Label encoding is applied to categorical variables to convert categories into numeric codes for modelling. We chose label encoding over one-hot encoding due to the high cardinality of categories which would create too many features.

In [None]:
from sklearn.preprocessing import LabelEncoder
df_fe = df.copy()

#Product category
le_product = LabelEncoder()
df_fe['product_category_encoded'] = le_product.fit_transform(
df_fe['product_category_name'].fillna('unknown')
)

#Customer and seller states
le_cust_state = LabelEncoder()
df_fe['customer_state_encoded'] = le_cust_state.fit_transform(
df_fe['customer_state'].fillna('unknown')
)

le_seller_state = LabelEncoder()
df_fe['seller_state_encoded'] = le_seller_state.fit_transform(
df_fe['seller_state'].fillna('unknown')
)

df_fe[['product_category_encoded', 'customer_state_encoded', 'seller_state_encoded']].head()

### Step 6: Define final feature set for modelling

Final features selected for modelling exclude any direct delivery delay measures to prevent target leakage.
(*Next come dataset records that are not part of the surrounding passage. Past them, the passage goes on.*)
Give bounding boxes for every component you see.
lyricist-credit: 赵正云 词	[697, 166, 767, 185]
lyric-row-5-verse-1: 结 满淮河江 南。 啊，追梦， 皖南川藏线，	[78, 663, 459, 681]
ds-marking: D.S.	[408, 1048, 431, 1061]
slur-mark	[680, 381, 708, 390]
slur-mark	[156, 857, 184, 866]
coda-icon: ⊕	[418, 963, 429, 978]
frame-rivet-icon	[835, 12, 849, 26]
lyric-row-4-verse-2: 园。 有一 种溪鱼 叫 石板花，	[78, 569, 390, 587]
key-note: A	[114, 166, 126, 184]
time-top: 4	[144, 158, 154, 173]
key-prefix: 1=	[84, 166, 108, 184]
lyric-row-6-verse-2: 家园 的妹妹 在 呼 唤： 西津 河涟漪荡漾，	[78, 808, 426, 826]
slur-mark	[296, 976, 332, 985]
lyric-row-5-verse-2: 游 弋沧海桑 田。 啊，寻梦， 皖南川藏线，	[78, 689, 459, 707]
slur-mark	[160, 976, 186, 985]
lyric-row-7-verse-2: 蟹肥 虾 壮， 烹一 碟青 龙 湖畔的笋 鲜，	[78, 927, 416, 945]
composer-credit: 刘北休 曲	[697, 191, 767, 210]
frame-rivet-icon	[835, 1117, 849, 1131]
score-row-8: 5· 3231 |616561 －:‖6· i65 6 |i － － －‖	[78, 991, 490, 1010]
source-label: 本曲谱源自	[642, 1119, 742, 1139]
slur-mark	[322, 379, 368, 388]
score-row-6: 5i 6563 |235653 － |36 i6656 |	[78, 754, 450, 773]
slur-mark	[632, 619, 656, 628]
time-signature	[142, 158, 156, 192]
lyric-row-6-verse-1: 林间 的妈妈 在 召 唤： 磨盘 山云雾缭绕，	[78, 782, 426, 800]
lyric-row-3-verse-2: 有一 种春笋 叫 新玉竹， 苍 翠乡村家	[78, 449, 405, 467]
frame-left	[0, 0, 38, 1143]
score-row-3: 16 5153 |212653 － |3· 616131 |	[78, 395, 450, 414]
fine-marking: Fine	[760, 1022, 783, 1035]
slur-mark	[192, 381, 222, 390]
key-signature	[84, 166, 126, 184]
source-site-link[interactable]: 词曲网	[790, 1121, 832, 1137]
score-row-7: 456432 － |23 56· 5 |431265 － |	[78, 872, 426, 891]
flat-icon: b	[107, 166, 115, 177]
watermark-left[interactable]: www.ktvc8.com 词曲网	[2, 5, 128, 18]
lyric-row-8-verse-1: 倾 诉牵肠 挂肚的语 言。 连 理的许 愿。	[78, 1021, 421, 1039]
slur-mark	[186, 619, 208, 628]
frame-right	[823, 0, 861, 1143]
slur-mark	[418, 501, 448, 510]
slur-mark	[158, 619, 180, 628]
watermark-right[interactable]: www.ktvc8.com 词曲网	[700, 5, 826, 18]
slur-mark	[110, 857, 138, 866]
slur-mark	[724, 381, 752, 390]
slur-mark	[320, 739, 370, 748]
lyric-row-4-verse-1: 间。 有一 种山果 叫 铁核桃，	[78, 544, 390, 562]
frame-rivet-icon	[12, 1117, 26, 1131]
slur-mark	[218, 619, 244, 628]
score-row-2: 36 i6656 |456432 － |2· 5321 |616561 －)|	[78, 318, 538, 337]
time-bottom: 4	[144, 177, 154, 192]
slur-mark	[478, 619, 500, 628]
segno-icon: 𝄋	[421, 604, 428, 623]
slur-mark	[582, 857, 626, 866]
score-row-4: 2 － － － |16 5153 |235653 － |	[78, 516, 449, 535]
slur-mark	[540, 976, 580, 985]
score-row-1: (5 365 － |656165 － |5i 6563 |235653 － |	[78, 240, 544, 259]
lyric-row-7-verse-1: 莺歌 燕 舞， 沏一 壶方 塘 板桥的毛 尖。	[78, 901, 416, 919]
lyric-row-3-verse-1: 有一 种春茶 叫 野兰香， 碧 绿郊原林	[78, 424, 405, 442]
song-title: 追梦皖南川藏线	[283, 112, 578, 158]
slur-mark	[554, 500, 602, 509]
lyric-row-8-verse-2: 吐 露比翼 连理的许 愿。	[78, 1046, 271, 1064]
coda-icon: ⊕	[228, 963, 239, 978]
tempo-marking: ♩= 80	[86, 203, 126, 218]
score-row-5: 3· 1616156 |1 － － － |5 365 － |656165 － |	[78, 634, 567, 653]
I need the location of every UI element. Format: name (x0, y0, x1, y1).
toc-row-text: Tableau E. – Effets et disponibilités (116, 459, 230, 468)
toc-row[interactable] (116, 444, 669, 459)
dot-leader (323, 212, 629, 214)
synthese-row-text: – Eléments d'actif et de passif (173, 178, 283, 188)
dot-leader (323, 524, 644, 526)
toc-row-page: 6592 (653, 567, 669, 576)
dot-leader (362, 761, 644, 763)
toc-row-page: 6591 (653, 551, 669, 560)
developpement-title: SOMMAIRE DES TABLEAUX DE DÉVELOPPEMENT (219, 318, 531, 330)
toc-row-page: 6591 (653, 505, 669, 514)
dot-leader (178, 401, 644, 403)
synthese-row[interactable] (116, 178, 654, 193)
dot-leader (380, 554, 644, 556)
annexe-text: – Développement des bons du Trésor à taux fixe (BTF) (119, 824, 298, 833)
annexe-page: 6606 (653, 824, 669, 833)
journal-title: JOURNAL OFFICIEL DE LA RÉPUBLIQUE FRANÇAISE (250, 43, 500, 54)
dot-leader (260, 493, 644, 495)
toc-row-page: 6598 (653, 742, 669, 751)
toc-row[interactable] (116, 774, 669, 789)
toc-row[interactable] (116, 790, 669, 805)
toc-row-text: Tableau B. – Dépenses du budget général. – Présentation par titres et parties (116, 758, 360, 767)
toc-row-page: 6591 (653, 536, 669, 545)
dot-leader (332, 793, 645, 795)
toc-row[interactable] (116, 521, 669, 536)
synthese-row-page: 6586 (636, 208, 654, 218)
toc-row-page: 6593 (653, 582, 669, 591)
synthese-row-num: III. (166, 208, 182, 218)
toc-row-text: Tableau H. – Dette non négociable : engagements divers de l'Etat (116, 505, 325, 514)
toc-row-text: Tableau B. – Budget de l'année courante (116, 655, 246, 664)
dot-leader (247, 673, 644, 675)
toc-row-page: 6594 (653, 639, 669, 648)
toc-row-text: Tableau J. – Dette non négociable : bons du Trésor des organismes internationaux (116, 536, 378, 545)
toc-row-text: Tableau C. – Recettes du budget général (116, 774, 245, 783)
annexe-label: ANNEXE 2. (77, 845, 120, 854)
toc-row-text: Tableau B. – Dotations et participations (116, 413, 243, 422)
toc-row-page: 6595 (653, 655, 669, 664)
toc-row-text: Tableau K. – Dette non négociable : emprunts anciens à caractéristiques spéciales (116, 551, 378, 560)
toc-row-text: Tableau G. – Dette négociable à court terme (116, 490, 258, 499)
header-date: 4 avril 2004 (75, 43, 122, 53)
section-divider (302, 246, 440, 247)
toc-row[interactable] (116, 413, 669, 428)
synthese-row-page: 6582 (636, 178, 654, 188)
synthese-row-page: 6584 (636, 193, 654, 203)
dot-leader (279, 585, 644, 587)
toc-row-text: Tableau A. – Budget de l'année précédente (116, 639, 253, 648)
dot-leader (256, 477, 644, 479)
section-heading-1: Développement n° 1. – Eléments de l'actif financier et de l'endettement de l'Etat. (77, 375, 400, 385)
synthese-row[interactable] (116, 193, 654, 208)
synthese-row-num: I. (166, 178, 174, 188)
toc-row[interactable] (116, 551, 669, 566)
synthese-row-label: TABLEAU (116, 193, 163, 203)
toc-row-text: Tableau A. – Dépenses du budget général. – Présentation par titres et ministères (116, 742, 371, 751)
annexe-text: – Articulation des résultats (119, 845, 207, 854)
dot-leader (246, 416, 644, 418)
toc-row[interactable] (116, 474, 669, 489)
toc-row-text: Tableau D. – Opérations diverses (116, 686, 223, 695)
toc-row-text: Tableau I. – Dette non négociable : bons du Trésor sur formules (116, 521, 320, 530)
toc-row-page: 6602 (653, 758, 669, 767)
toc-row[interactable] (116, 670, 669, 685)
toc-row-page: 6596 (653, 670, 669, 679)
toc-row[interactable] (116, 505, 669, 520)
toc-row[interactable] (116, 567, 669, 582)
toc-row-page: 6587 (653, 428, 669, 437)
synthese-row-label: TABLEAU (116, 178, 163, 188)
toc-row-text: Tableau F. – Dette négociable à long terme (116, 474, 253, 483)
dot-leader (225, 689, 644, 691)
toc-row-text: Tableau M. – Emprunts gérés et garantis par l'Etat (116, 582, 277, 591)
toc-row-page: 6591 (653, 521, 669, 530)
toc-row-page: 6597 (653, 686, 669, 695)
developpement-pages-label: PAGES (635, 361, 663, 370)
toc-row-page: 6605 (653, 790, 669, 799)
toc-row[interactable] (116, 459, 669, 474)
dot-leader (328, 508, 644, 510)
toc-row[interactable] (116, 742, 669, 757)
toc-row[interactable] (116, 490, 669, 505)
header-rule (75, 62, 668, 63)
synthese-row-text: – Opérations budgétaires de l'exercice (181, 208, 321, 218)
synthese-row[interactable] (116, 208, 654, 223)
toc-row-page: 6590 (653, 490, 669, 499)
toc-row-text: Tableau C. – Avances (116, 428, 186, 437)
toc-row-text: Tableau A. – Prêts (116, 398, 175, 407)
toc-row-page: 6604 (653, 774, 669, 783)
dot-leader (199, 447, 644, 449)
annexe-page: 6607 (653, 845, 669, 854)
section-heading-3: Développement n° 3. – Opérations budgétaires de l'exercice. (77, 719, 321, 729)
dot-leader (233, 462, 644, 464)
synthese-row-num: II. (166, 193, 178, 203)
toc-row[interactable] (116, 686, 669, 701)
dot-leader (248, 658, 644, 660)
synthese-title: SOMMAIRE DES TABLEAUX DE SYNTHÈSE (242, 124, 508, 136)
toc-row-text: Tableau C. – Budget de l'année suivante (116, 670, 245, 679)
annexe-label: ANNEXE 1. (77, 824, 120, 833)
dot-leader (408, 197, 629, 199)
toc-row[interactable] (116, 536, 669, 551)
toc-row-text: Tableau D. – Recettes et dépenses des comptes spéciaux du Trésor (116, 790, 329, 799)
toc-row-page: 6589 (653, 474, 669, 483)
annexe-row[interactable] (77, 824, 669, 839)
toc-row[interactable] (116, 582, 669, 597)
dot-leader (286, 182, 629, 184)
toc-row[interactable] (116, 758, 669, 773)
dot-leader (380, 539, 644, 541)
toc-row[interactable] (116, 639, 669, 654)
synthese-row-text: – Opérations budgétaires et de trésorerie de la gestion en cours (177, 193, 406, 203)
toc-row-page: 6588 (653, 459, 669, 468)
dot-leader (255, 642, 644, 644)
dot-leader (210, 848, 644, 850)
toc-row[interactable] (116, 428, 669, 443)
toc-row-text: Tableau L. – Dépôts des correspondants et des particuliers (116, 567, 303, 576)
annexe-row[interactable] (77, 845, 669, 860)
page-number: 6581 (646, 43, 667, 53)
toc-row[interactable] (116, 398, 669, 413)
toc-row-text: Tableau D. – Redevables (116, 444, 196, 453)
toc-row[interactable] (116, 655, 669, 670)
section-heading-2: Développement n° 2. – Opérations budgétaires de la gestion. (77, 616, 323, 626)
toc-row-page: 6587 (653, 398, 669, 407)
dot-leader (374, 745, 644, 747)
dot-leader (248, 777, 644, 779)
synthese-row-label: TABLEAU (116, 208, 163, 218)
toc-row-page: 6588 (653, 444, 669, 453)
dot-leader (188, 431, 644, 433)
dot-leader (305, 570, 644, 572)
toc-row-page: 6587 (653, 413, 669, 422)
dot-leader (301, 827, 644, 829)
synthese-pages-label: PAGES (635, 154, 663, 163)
They include price, freight value, encoded product category, customer and seller states, and purchase time features (month, day of week). These features capture logistic, temporal, and product aspects that hypothesize impact delivery punctuality.

In [None]:
#Defining which columns will go into the model
feature_cols = [
'price',
'freight_value',
'product_category_encoded',
'customer_state_encoded',
'seller_state_encoded',
'purchase_month',
'purchase_dayofweek'
]

X = df_fe[feature_cols]
y = df_fe['late_delivery_flag']

X.shape, y.shape

### Step 7: Save feature-engineered dataset

In [None]:
#Combine features and target into one DataFrame
df_model = df_fe[feature_cols + ['late_delivery_flag']].copy()

df_model.to_csv('olist_model_features.csv', index=False)

print("Saved olist_model_features.csv with shape:", df_model.shape)

In [None]:
from google.colab import files
files.download('olist_model_features.csv')

### Next Steps: Ready for Modelling

**Saved:** `olist_model_features.csv` (94K rows × 8 columns)

The next notebook `03_modelling.ipynb` will load the saved feature-engineered dataset `olist_model_features.csv` and build predictive models to classify late deliveries using Logistic Regression and Random Forest algorithms.

The feature set avoids leakage and focuses on realistic predictors available at order placement time.